Luckily, cold decks are easy to counter. All decks for new setups should be delivered to the table in rank and suit order, spread face-up for the players to see, counted, scrambled, and then shuffled. This renders the deck that comes in from the outside no different than a deck coming from a previous hand.

In houses where this procedure is not followed, do not play the first hand after a new deck no matter how attractive it looks. And of course consider finding a better run/more honest game.

Palming Chips

A very simple cheating method that can be employed by either a player or the dealer is palming chips out of the pot or off the top of a player’s stack.

The simples rules defense against this is that players should never touch each other’s chips, and bets should be distinct from the pot until the dealer pulls them in. Thus there should be no opportunity for a player to palm a chip. As an additional defense, players should not put oversized chips (for example a black chip in a red chip game) on top of their stack where they might be a temptation.

Preventing a dealer from palming chips is more difficult, but if players are concerned they should count the pot (which is a good idea anyways) and make sure they receive that much less any rake if the pot is pushed to them. Dealers should clap in and out to ensure they have nothing in their hands.

Shorting The Pot

Sometimes players will try to short the pot an ante or a fraction of a bet. This is especially common in games where bets are a large number of chips.

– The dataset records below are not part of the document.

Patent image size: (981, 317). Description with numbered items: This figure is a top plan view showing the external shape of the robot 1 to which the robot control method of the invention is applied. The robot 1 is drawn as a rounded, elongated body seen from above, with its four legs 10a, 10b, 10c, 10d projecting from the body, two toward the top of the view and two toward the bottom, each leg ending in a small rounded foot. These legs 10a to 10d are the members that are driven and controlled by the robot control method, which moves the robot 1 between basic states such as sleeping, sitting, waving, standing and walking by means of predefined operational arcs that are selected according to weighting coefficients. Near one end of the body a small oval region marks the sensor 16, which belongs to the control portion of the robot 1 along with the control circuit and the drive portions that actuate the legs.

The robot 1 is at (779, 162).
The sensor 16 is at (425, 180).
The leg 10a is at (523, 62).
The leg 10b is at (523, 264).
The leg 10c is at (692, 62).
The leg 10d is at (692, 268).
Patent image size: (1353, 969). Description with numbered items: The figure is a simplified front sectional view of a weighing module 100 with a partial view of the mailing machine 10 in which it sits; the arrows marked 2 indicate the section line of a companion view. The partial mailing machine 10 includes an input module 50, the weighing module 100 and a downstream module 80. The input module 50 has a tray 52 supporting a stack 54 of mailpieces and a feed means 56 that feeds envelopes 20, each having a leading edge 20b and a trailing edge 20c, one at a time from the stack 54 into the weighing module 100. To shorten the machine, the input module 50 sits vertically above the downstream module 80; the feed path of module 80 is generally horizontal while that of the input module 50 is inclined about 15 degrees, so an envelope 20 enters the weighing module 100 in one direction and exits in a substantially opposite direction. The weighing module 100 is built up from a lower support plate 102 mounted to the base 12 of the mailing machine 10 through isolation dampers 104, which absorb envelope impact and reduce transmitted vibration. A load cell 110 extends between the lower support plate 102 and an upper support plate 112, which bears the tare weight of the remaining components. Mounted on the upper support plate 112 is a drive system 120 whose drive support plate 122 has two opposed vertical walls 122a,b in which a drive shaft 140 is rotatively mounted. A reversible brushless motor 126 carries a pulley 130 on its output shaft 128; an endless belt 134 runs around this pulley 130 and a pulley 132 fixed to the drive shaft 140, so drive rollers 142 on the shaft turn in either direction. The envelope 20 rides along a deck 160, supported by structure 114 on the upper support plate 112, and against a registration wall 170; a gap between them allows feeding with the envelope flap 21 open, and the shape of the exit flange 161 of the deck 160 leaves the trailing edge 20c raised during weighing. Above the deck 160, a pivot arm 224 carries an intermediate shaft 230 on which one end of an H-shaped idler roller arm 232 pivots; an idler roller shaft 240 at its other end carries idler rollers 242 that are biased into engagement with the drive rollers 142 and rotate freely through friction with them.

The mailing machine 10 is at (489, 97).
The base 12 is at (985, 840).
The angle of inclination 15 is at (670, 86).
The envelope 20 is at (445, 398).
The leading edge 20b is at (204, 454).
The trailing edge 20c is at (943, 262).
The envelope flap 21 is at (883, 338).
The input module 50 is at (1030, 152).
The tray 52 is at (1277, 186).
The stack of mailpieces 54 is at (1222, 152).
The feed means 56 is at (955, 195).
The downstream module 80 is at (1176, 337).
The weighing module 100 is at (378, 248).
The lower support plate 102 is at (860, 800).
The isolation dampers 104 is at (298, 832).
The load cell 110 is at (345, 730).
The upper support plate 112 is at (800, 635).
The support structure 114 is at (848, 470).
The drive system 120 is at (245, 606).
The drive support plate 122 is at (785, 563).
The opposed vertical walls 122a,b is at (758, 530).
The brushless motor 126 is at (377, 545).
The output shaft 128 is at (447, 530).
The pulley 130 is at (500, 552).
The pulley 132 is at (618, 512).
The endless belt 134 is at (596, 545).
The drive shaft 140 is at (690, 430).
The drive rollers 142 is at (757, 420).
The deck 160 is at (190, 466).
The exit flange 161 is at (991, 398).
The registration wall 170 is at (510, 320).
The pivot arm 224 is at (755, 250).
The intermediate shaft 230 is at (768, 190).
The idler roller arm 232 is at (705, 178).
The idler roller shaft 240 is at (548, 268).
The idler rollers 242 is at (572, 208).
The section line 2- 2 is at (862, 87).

This, however, is easy to counter. All antes should be visible in front of players before the dealer pulls any of them in, and players without an ante do not get a hand. All bet sizes should be verified by the dealer. Players should never splash the pot or mingle their bets with it, and if they do the pot size should be verified before play continues. Players should count the pot, and object if they get less than what the pot should contain. Player bets should be stacked or layed out in a way that’s easy to count, and dealers should educate players who bet in a difficult-to-count manner.

Peeking Devices

While not a common method, players can use small concealed mirrors or cameras to see the faces of the cards as they are dealt. The camera based schemes require a collaborator somewhere else to watch the camera feed and radio back to the player at the table what they see. Usually, this is only possible from the seats closest to the dealer or via a camera on the dealer. Sometimes, if a dealer is very weak, it may even be possible to see the face of a card as it is dealt without the aid of any sort of cheating device.

Camera based versions of this are hard to counter since house management is usually involved, but simply having the dealer pitch the cards sufficiently low will defeat everything else. Players should object if a dealer deals the cards too high. The house should require dealer uniforms that do not provide a ready place in to put a camera or other device. Jamming and radio signal detecting equiptment in the casino can help with cameras, but since management is usually involved they aren’t of any practical use. Thankfully camera schemes are complicated and very uncommon, and players should not be unduely concerned about them.